Sus damas de la pantalla han simulado reflectar tanto sus disparates privados como su deslenguada manera de proceder en la vida hasta el punto de ser indisociables.
En los últimos años, se ha prestado con gusto a papeles secundarios de abuela con el veneno preparado entre cóctel y cóctel, que, al mismo tiempo, resulta intensamente confortable.
Lo más reciente ha sido prometerse espectacular en su desembarco en "Downton Abbey" para duelo con Maggie Smith, aunque su cirugizado aspecto quedó en hierática decepción y victoria de la Smith.


Como miembro de la guardia demócrata del Hollywood sesentero, todavía cierra filas con su hermano Warren Beatty o con su infalible amiga Barbra Streisand, mientras mete la cabeza pelirroja en eventos benéficos o se presenta indiscutible en homenajes a los actores y actrices de su generación.


Responde a entrevistas, firma autógrafos, arrebata las atenciones y se fotografiaba hasta el otro día al lado de su hija, Sachi Parker, que, cómo no, tenía algo que decir sobre su celebérrima madre.

Con Sachi y su marido Steve Parker

En 2013, se publicaba la autobiografía de Sachi sobre Shirley MacLaine, donde hablaba de los motivos del distanciamento, fruto de la sucesión de acontecimientos devenidos de ser hija de una famosa y, para colmo, bastante dragona.


Sachi nos ha contado desde los destructivos celos que Shirley tenía ante la incipiente carrera artística de su hija hasta cuando su madre la echó de casa a los diecisiete años con el mandato de "búscate la vida". Sobreprotectora y distante, bien mediaba en la necesidad de que Sachi perdiese la virginidad cuanto antes, bien desaparecía durante temporadas de la vida de su hija. 
Sachi Parker ha brindado el retrato de una mujer difícil y alocada, cuya tambaleante carrera artística se ha compaginado fatalmente con el oficio de la maternidad.

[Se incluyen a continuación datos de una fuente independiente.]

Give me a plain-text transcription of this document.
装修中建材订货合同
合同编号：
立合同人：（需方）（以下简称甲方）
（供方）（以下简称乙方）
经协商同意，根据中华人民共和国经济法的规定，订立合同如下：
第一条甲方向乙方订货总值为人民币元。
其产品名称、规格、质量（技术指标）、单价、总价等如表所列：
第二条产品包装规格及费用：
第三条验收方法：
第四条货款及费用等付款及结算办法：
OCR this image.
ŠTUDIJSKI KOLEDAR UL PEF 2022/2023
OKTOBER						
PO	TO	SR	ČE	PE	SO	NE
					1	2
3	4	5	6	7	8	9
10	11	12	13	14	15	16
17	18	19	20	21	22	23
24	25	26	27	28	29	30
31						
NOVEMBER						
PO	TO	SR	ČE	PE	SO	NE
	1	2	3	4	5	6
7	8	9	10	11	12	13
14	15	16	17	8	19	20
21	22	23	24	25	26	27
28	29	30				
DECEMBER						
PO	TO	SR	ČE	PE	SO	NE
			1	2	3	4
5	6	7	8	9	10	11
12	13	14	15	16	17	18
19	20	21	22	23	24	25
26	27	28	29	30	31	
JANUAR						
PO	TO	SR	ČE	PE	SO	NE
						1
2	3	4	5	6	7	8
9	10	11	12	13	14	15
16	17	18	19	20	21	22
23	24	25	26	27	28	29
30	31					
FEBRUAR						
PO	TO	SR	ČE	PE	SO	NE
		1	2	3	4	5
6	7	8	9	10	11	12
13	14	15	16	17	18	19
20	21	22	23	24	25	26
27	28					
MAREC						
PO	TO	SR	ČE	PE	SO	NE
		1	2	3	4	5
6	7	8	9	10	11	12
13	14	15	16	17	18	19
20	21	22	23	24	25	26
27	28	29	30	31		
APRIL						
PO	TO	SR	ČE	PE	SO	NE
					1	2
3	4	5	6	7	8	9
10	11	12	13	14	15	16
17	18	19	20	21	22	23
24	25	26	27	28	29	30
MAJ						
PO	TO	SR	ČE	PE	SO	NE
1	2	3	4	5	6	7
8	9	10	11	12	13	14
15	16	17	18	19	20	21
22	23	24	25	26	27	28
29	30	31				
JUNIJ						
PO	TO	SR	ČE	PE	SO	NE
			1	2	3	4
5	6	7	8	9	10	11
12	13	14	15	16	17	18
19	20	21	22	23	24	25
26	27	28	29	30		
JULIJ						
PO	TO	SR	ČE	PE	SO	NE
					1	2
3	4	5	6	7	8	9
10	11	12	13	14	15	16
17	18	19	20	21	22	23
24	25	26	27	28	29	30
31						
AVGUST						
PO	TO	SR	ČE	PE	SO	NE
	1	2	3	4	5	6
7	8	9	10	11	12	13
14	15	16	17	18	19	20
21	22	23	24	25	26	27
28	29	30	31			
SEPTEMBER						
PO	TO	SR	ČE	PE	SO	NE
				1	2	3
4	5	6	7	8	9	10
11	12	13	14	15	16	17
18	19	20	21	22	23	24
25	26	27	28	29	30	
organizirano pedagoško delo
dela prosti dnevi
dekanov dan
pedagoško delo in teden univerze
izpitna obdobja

Preguntada, Shirley MacLaine ha asegurado que todo lo escrito es ficción, aunque su nombre ya puede inscribirse en el registro de celebradas actrices con vástagos que lo cuentan todo con mucho detalle para cobrárselas, más tarde o más temprano.


Tormentas domésticas a un necesario lado, ¿hay interrogantes en la vida profesional de esta Powerhouse? Si hay alguna duda sobre ella, que esa jamás sea su energía, la verdadera responsable de mantenerla a flote, contra viento, marea, envidias y equivocaciones. 
Se cuenta en las crónicas de la farándula que, sin Shirley MacLaine, las luces de la fiesta hubiesen brillado con menor fulgor.